Sunday, February 8, 2015

Mimpi Pentas Seni

credit: Querita @ Livejournal


Huf!

Aku menghela napas sambil menegakkan tubuhku kembali. Akhirnya, selesai juga lukisan Utumbaba—sebenarnya lukisan orang suku pedalaman, namun aku dan teman-teman menamakannya Utumbaba supaya mudah disebut—ini. Hari ini, sudah tiga jam aku membungkuk, menyelesaikan lukisan di atas potongan keenam tripleks ini yang rencananya setelah disatukan akan dipajang di sisi panggung pada acara Pentas Seni dua minggu lagi. Pentas Seni tahun ini bertema Cultural Adventure, dengan sentuhan etnik Indonesia yang kuat. Dan si Utumbaba ini, adalah maskot Pentas Seni kami.


Punggungku terasa sakit. Kakiku pun kesemutan.  Aku segera berdiri, menyenderkan tripleks yang baru saja kukerjakan di tembok Ruang Seni yang sudah dilapisi plastik, dan melangkah mundur agak jauh, ingin melihat hasil karyaku.

“Wah bagus banget, Rin!” seru seseorang dari belakangku, membuat kaget sekaligus membuat pipiku memanas seketika. Suara itu pasti suara Indra. INDRA! Sejak kapan dia ada di ruangan ini?

Ketika aku menoleh, cengiran senang terpampang di wajah Indra. Matanya memandangi lukisanku yang masih berupa enam potongan tripleks—serupa potongan puzzle—yang belum disatukan dan masih kusandarkan ke tembok untuk diangin-anginkan.

“Emang bisa kelihatan, ya? Kan tripleksnya belum digabung?” tanyaku sok cool, padahal dalam hati sih jantungku sudah meloncat-loncat tak karuan.

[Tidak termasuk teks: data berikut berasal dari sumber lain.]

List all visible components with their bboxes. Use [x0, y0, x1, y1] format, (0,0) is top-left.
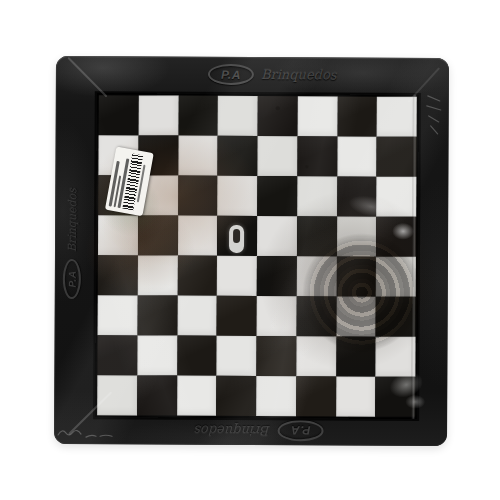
board-square-dark [376, 297, 416, 337]
board-square-light [297, 96, 337, 136]
board-square-dark [137, 295, 177, 335]
board-square-light [177, 376, 217, 416]
board-recess [95, 93, 419, 419]
board-square-light [337, 136, 377, 176]
board-square-light [138, 95, 178, 135]
brand-logo-bottom: P.A Brinquedos [195, 420, 324, 442]
board-square-dark [337, 96, 377, 136]
board-square-light [297, 256, 337, 296]
board-square-dark [97, 335, 137, 375]
board-square-dark [137, 375, 177, 415]
board-square-dark [337, 176, 377, 216]
board-square-dark [375, 377, 415, 417]
board-square-light [98, 215, 138, 255]
board-square-light [297, 176, 337, 216]
board-square-light [257, 216, 297, 256]
board-square-light [98, 295, 138, 335]
board-frame: P.A Brinquedos P.A Brinquedos P.A Brinqu… [54, 56, 449, 446]
board-square-light [376, 257, 416, 297]
board-square-light [336, 376, 376, 416]
board-square-light [256, 376, 296, 416]
pa-oval-logo: P.A [208, 64, 254, 85]
board-square-light [296, 336, 336, 376]
board-square-light [257, 296, 297, 336]
board-square-light [177, 216, 217, 256]
board-square-dark [296, 376, 336, 416]
board-square-dark [256, 336, 296, 376]
board-square-dark [177, 336, 217, 376]
board-square-light [138, 255, 178, 295]
board-square-light [178, 136, 218, 176]
brand-name-text: Brinquedos [65, 188, 78, 252]
board-square-dark [217, 296, 257, 336]
board-square-dark [177, 256, 217, 296]
board-square-dark [138, 215, 178, 255]
board-square-light [336, 216, 376, 256]
board-square-dark [377, 137, 417, 177]
board-square-dark [257, 176, 297, 216]
board-square-dark [336, 256, 376, 296]
board-square-light [217, 336, 257, 376]
board-square-light [336, 296, 376, 336]
board-square-light [376, 177, 416, 217]
product-photo: P.A Brinquedos P.A Brinquedos P.A Brinqu… [0, 0, 500, 500]
brand-logo-top: P.A Brinquedos [208, 64, 337, 86]
pa-oval-logo: P.A [63, 259, 81, 299]
board-square-dark [98, 255, 138, 295]
board-square-dark [258, 96, 298, 136]
pa-oval-logo: P.A [278, 420, 324, 441]
board-square-light [177, 296, 217, 336]
board-square-dark [217, 216, 257, 256]
board-square-dark [376, 217, 416, 257]
board-square-dark [218, 136, 258, 176]
board-square-dark [178, 176, 218, 216]
board-square-dark [297, 136, 337, 176]
board-square-light [97, 375, 137, 415]
board-square-light [137, 335, 177, 375]
board-square-light [257, 136, 297, 176]
chessboard [97, 95, 417, 417]
board-square-dark [257, 256, 297, 296]
board-square-dark [178, 96, 218, 136]
brand-name-text: Brinquedos [195, 423, 271, 438]
board-square-dark [296, 296, 336, 336]
board-square-light [376, 337, 416, 377]
board-square-dark [216, 376, 256, 416]
board-square-dark [336, 336, 376, 376]
brand-name-text: Brinquedos [261, 67, 337, 82]
board-square-light [217, 176, 257, 216]
board-square-light [217, 256, 257, 296]
board-square-dark [99, 95, 139, 135]
board-square-light [377, 97, 417, 137]
brand-logo-left: P.A Brinquedos [61, 179, 84, 299]
board-square-dark [297, 216, 337, 256]
board-square-light [218, 96, 258, 136]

“Bisalaaah... Sebelum digabung aja udah kelihatan, pengecatannya rapi. Kombinasi warnanya juga bagus. Kapan rencananya tripleks-tripleks ini bakal digabung?” tanyanya.

“Belum tau. Tunggu instruksi dari Kak Eko,” jawabku. Kak Eko adalah alumni SMA kami yang kini kuliah di IKJ—Institut Kesenian Jakarta. Ia adalah mentor kami, para anggota seksi dekorasi, untuk melakukan pekerjaan dekorasi Pentas Seni.

“Ooh...” Responnya.

Lalu hening. Aku mencoba meneruskan percakapan kami, tapi tak ada satu kata pun melintas dalam otakku yang mendadak tidak bisa diandalkan ini.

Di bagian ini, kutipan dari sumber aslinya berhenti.